От такой замечательной фантазии разбитые кровоточащие губы Фрола растянулись в диковатой улыбке.
— Да он плывет все еще! — подвел итог своим наблюдениям Калган. — Черт с тобой, волк тряпочный! Очухивайся. Завтра продолжим перековку. А будешь борзеть, сбацаем из Фрола Фросю…
Но что-то во взгляде «воспитуемого» Калган, видно, все же уловил, и после отбоя Фролу связали на ночь и руки, и ноги полотенцами.
— Так-то будет надежней! — довольно осклабился Калган, проверяя крепость узлов. — Молчуны мне никогда не внушали доверия!
Так и приклеилось к Фролу это прозвище — Молчун.
Ночью у него разболелась голова — то ли от нехватки чифирного кофеина, то ли от дневных побоев. Даже сквозь закрытые веки ощущая свет дежурной лампочки, пытаясь отвлечься, стал вспоминать утренний вызов к Хозяину.

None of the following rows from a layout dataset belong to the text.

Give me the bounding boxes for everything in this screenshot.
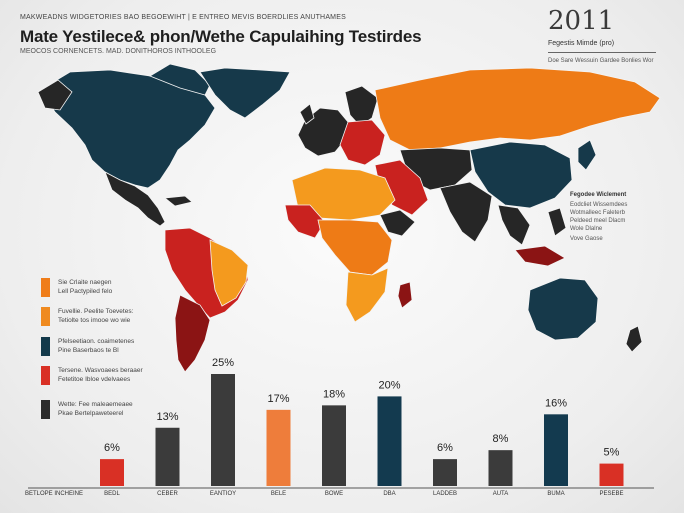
legend-text: Tersene. Wasvoaees beraaer Fetetitoe Iblo… — [58, 367, 143, 383]
legend-swatch — [41, 366, 50, 385]
side-note-tag: Vove Gaose — [570, 236, 603, 242]
legend-text: Wette: Fee maleaemeaee Pkae Bertelpawetee… — [58, 401, 133, 417]
legend-text: Pfelseetiaon. coaimetenes Pine Baserbaos … — [58, 338, 135, 354]
bar-value-label: 8% — [493, 433, 509, 445]
bar-value-label: 17% — [267, 393, 289, 405]
bar-value-label: 6% — [104, 442, 120, 454]
bar-value-label: 20% — [378, 379, 400, 391]
map-region-madagascar — [397, 281, 413, 309]
map-region-uk — [299, 103, 315, 125]
bar-category-label: PESEBE — [599, 491, 623, 497]
bar-buma — [544, 414, 568, 486]
bar-category-label: AUTA — [493, 491, 509, 497]
map-region-south-america-east — [209, 239, 249, 307]
map-region-africa-south — [345, 267, 389, 323]
bar-value-label: 18% — [323, 388, 345, 400]
bar-category-label: LADDEB — [433, 491, 457, 497]
map-region-greenland — [199, 67, 291, 119]
map-region-philippines — [547, 207, 567, 237]
legend-swatch — [41, 400, 50, 419]
map-region-central-america — [104, 171, 166, 227]
bar-category-label: BELE — [271, 491, 286, 497]
side-note-line: Wole Dlalne — [570, 226, 603, 232]
bar-bowe — [322, 405, 346, 486]
bar-category-label: BOWE — [325, 491, 343, 497]
year-note: Doe Sare Wessuin Gardee Bonlies Wor — [548, 58, 654, 64]
bar-eantioy — [211, 374, 235, 486]
side-note-line: Wotmalleec Faleterb — [570, 210, 625, 216]
map-region-alaska-black — [37, 79, 73, 111]
bar-pesebe — [599, 463, 624, 486]
map-region-indonesia — [514, 245, 566, 267]
legend-swatch — [41, 278, 50, 297]
map-region-horn-of-africa — [379, 209, 416, 237]
bar-ceber — [155, 427, 180, 486]
bar-value-label: 6% — [437, 442, 453, 454]
bar-category-label: DBA — [383, 491, 395, 497]
bar-category-label: BUMA — [547, 491, 564, 497]
map-region-se-asia — [497, 204, 531, 246]
bar-category-label: EANTIOY — [210, 491, 236, 497]
year-heading: 2011 — [548, 6, 615, 36]
legend-swatch — [41, 307, 50, 326]
legend-text: Fuvellie. Peelite Toevetes: Tetiolte tos … — [58, 308, 134, 324]
map-region-new-zealand — [625, 325, 643, 353]
year-divider — [548, 52, 656, 53]
bar-laddeb — [433, 459, 457, 486]
bar-category-label: CEBER — [157, 491, 178, 497]
page-subtitle: MEOCOS CORNENCETS. MAD. DONITHOROS INTHO… — [20, 48, 217, 55]
page-title: Mate Yestilece& phon/Wethe Capulaihing T… — [20, 27, 422, 46]
map-region-australia — [527, 277, 599, 341]
bar-auta — [488, 450, 513, 486]
bar-bedl — [100, 459, 124, 486]
side-note-line: Peldeed meel Dlacm — [570, 218, 626, 224]
bar-value-label: 13% — [156, 411, 178, 423]
bar-bele — [266, 409, 291, 486]
map-region-africa-central — [317, 219, 393, 276]
map-region-japan — [577, 139, 597, 171]
map-region-caribbean — [163, 195, 193, 207]
map-region-south-america-south — [174, 294, 211, 373]
map-region-europe-east — [339, 119, 386, 166]
map-region-india — [439, 181, 493, 243]
header-top-line: MAKWEADNS WIDGETORIES BAO BEGOEWIHT | E … — [20, 14, 346, 21]
bar-value-label: 25% — [212, 357, 234, 369]
year-label: Fegestis Mimde (pro) — [548, 40, 615, 47]
legend-text: Sie Crlaite naegen Lell Pactypiled felo — [58, 279, 113, 295]
side-note-line: Eodcliet Wissemdees — [570, 202, 628, 208]
map-region-scandinavia — [344, 85, 379, 127]
bar-dba — [377, 396, 402, 486]
side-note-title: Fegodee Wiclement — [570, 192, 627, 198]
legend-swatch — [41, 337, 50, 356]
map-region-china — [469, 141, 573, 209]
map-region-africa-west — [284, 204, 326, 239]
bar-value-label: 5% — [604, 447, 620, 459]
bar-category-label: BEDL — [104, 491, 120, 497]
bar-value-label: 16% — [545, 397, 567, 409]
axis-left-label: BETLOPE INCHEINE — [25, 491, 83, 497]
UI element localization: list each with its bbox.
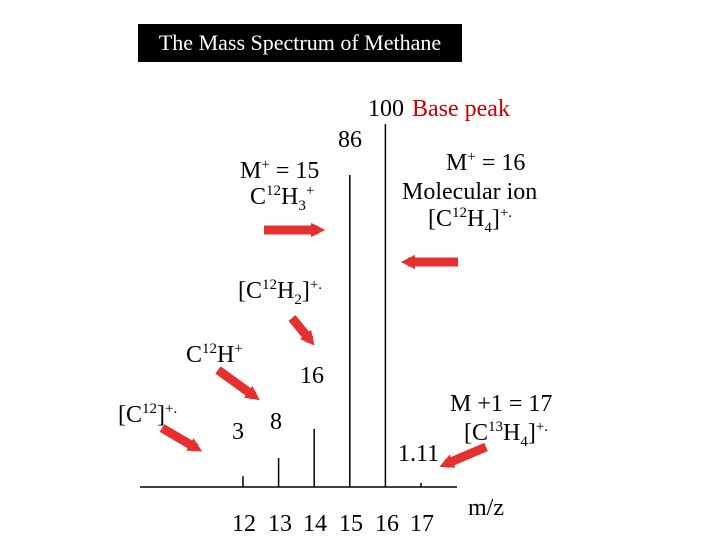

В девяноста случаях из ста беседа с начальником заканчивалась водворением в штрафной изолятор или ПКТ, поэтому Фрол, наученный горьким опытом, прихватил с собой «мойку».
Была пятница, и у кабинета Хозяина толпились «масти» со свертками в руках — еженедельным «положняком», а если попросту — данью начальнику за свои теплые места. Бригадир плотников держал мастерски исполненный, кухонный набор из резных солонок, перечниц и разделочных досок, завхоз механического участка — сотню сувенирных пружинных ножей и так далее до самого конца коридора — около пятидесяти «данников», приносящих начальнику весьма приличный «приварок» к его полковничьей зарплате. Благо, сбыть весь этот товар при нынешних рыночных условиях не составляет труда — через киоски и частные магазинчики.